Oh, hey Thanksgiving, what you got going on this year? Oh yeah? Spices, Pumpkin, Bourbon? That's cool. Say, why you so early?
Found and tried this recipe thanks to Garden and Gun. It was pretty good, but I think it would've been even better if I'd gotten the right kind of pumpkin, and not just (honest to goodness) taken the pumkin off the neighbor's porch. They offered it up, sure, and they are getting a mason jar of this sweet, syrupy nectar, but I still think I could've manned up and driven someplace (a farm? Vermont?) rather than liberating a little guy who've been sitting there since well before Halloween.
To be fair, I only had 35 minuted until LSU / Ole Miss kickoff, so I wasn't able to drive all over tarnations looking for a pumpkin (though thanks to Penzey's I got all the right spices). Get you the real Cinderella deal and lemme know how it is. Meanwhile, I've got about a half gallon of this stuff to mix with. Which won't be a problem come Thanksgiving. I also found that it was a little sweet (dangerous) for my taste when mixing it in the ratio they call out. Proceed as cautioned.
from William Hamrick, Hot and Hot Fish Club, Birmingham, Alabama
1 ½ oz. Bulleit Bourbon
1 oz. pumpkin reduction (see recipe below)

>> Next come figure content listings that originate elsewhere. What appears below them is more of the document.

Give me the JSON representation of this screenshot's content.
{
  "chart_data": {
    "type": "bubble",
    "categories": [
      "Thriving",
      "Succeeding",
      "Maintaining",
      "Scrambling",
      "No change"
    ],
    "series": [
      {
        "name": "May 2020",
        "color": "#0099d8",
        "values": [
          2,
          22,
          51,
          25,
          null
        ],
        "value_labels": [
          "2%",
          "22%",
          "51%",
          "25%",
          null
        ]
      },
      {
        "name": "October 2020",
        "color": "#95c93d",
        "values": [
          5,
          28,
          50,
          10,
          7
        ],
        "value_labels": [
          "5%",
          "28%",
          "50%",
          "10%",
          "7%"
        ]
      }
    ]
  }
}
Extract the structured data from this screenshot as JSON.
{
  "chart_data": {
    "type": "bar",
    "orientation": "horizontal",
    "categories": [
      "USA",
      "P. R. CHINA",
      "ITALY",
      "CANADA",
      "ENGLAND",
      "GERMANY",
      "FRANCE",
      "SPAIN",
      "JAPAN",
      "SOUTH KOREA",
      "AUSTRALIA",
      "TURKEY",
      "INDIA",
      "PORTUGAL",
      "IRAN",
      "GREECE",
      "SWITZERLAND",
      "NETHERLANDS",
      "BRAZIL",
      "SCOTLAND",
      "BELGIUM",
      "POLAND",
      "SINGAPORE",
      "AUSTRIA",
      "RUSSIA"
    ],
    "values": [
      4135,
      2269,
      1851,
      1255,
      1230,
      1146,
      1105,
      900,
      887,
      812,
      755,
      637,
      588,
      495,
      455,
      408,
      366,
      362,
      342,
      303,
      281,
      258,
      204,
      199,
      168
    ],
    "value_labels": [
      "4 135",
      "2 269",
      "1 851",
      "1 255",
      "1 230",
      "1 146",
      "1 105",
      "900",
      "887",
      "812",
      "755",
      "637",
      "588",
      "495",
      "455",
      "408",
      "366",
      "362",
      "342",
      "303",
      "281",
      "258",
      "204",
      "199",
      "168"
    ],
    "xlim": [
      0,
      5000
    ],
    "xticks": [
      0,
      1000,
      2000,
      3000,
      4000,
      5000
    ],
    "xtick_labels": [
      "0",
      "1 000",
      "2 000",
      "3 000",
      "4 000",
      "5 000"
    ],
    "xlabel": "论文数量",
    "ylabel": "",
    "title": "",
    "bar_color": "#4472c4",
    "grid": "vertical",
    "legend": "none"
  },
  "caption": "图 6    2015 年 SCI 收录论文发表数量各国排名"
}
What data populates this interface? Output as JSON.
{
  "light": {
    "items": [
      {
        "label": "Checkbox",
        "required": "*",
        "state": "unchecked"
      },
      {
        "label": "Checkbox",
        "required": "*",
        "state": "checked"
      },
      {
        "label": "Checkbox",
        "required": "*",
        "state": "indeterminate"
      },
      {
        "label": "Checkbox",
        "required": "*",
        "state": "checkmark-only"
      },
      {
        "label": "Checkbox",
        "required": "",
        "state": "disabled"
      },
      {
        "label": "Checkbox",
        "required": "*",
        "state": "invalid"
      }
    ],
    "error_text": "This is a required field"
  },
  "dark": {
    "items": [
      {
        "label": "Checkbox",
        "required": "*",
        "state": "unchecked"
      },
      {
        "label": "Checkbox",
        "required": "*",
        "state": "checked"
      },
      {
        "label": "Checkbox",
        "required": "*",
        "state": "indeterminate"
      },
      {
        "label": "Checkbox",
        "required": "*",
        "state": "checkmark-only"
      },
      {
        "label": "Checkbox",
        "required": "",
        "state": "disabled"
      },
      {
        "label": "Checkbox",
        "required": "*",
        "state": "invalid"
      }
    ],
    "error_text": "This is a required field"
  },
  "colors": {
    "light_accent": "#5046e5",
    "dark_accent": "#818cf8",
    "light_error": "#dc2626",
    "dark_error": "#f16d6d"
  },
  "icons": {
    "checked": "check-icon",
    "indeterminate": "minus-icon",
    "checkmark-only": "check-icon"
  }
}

1 dash of celery bitters (Hamrick recommends Bitter Truth or you can also substitute Angostura)
Pour bourbon, pumpkin reduction, and bitters into a mixing glass and fill with ice. Stir generously. Strain into an old-fashioned glass with one large ice cube.
1 ½ quarts chopped Cinderella pumpkin
2 quarts water
3 cups sugar
7 whole allspice
1 cinnamon stick
2 whole star anise
Scoop out the pumpkin seeds and pulp, then peel and chop the pumpkin flesh into small one-inch cubes. Add all ingredients in a non-reactive pot and bring to a boil. Simmer for 40 minutes until reduced. Strain the mixture into a clean bowl and place in an ice bath to cool.